The plot follows three high school boys in 1950’s Tel Aviv. Benji (Yftach Katzur) is the handsome but shy one, Bobby (Jonathan Sagall) is the hunky one, and Hughie (Zachi Noy) is the chubby one. Needless to say…Benji, Bobby, and Hughie are not the character names in the Hebrew language original. These three pretty much have one thing one their minds, yup, losing their virginity. Benji, in particular, has his eye on a girl at school named Niki (Anat Atzmon). Unfortunately, just when he thinks he’s making a connection with her, his buddy Bobby swoops in and starts romancing her.
Benji’s luck changes one day, though, while working his job delivering ice. He makes a delivery to the apartment of an older woman named Stella (Ophelia Struhl), who quickly starts coming on to him. For some reason, he decides to go get his two buddies so they can all share in the fun. One by one, the young men are invited into Stella’s bedroom, and all are quite successful in their endeavor. That is, until it’s Benji’s turn, which is interrupted by the arrival of Stella’s sailor boyfriend. A short time later, though, all three enjoy the company of a prostitute…who gives them all crabs. There is a pretty funny scene where the three stumble through trying to ask the local pharmacist for something to get rid of the little buggers.
The film takes a drastic turn toward more serious material as it nears it’s end. At this point, though Benji is still crushing on Niki, he’s pretty much resigned to the fact that she’s Bobby’s girl. But then, she gets pregnant after her first sexual encounter with Bobby. When she tells him, Bobby promptly breaks up with her. Now, Benji steps in to help…borrowing money to pay for an abortion and allowing her to stay in his deceased grandmother’s house. After going to such lengths to help her, it now seems that Nikki is falling for the dependable Benji…but in this story, nice guys finish last.
With it’s almost non-stop soundtrack of classic 50’s tunes, one can’t help but see the influence of “American Graffiti” on this film. And make no mistake, the soundtrack is great!
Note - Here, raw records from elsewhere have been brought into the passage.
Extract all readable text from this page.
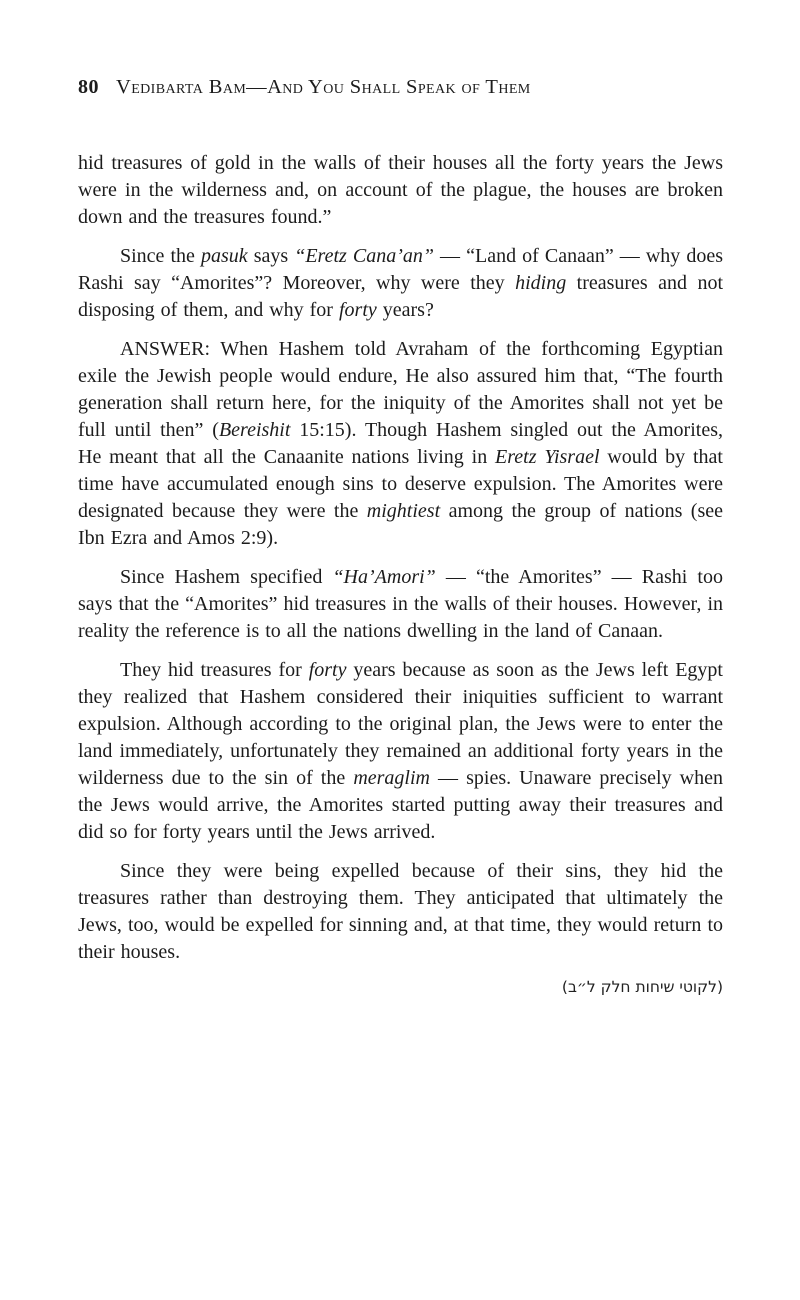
80 Vedibarta Bam—And You Shall Speak of Them

hid treasures of gold in the walls of their houses all the forty years the Jews were in the wilderness and, on account of the plague, the houses are broken down and the treasures found.”

Since the pasuk says “Eretz Cana’an” — “Land of Canaan” — why does Rashi say “Amorites”? Moreover, why were they hiding treasures and not disposing of them, and why for forty years?

ANSWER: When Hashem told Avraham of the forthcoming Egyptian exile the Jewish people would endure, He also assured him that, “The fourth generation shall return here, for the iniquity of the Amorites shall not yet be full until then” (Bereishit 15:15). Though Hashem singled out the Amorites, He meant that all the Canaanite nations living in Eretz Yisrael would by that time have accumulated enough sins to deserve expulsion. The Amorites were designated because they were the mightiest among the group of nations (see Ibn Ezra and Amos 2:9).

Since Hashem specified “Ha’Amori” — “the Amorites” — Rashi too says that the “Amorites” hid treasures in the walls of their houses. However, in reality the reference is to all the nations dwelling in the land of Canaan.

They hid treasures for forty years because as soon as the Jews left Egypt they realized that Hashem considered their iniquities sufficient to warrant expulsion. Although according to the original plan, the Jews were to enter the land immediately, unfortunately they remained an additional forty years in the wilderness due to the sin of the meraglim — spies. Unaware precisely when the Jews would arrive, the Amorites started putting away their treasures and did so for forty years until the Jews arrived.

Since they were being expelled because of their sins, they hid the treasures rather than destroying them. They anticipated that ultimately the Jews, too, would be expelled for sinning and, at that time, they would return to their houses.

(לקוטי שיחות חלק ל״ב)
At the same time, this is quite raunchy material, bringing to mind such 50’s set teen sex comedies as “Porky’s” and “Mischief.” This even has a variation on the hole between the boys and girls locker rooms scene, three years before “Porky’s.” But the material is handled a bit more graphically than what American audiences are used to. There is quite a bit of both female and male nudity…I guess depending on the viewer, some of the scenes can be somewhat awkward.
All the sexual situations aside, one of the most jarring aspects of the film is the sequence of the film is where Benji takes Nikki to a doctor to have the abortion. It does have a strange effect on the viewer when a film that has had several scenes of nudity intended for titillation, now has a scene where the female lead strips down and gets onto the examining table. The seriousness of the scene is heightened even more when the doctor quite violently lifts her legs and drops them into the stirrups. It is not an easy scene to watch.
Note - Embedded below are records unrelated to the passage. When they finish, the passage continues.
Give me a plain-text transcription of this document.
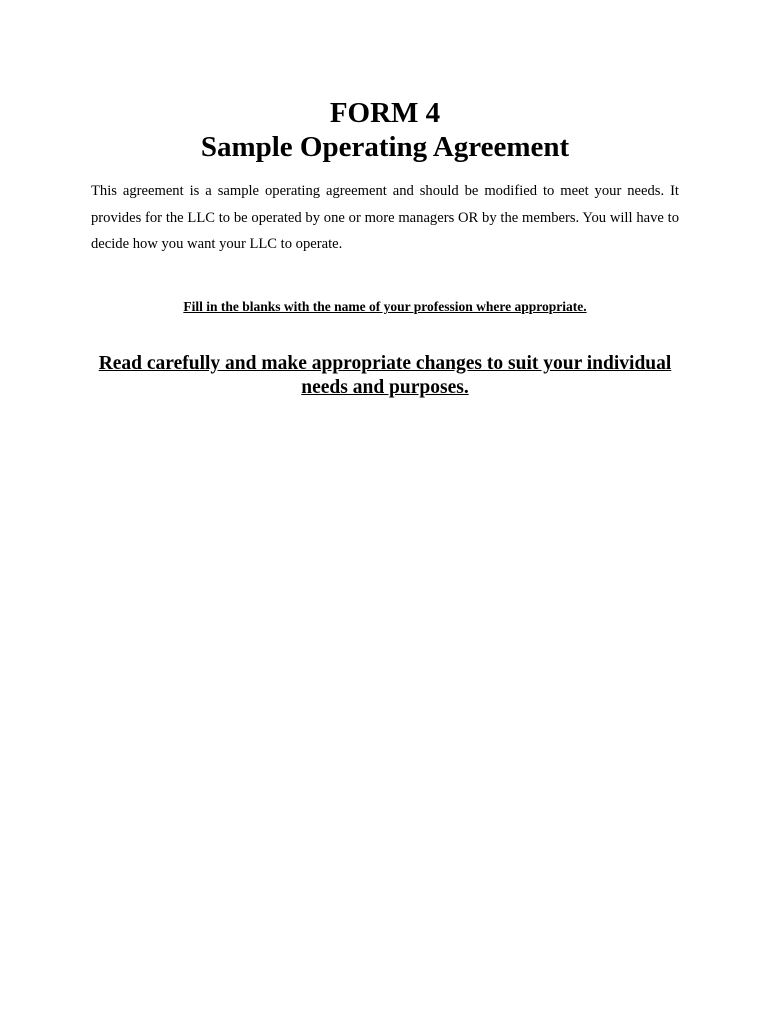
FORM 4
Sample Operating Agreement

This agreement is a sample operating agreement and should be modified to meet your needs. It provides for the LLC to be operated by one or more managers OR by the members. You will have to decide how you want your LLC to operate.

Fill in the blanks with the name of your profession where appropriate.

Read carefully and make appropriate changes to suit your individual needs and purposes.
Though the final twenty minutes of the film have a bleak tone, I don’t want to give the wrong impression. The majority of the film is quite playful. The music plays into this to great effect, with several scenes that utilize classic 50’s tunes which mirror the action on screen. My favorite bit was the use of the obscure ditty “Seven Little Girls (Sittin’ in the Back Seat).”
Although dubbed films are always going to have some things that get lost in translation, for the most part, the performances of the four leads come through strong. It all comes together to create a pretty believable look at teens in the 50’s. It’s certainly an intriguing film considering that this little sex comedy from Israel may have influenced more than a fair share of the movies you tried to watch on late night HBO without your parents knowing.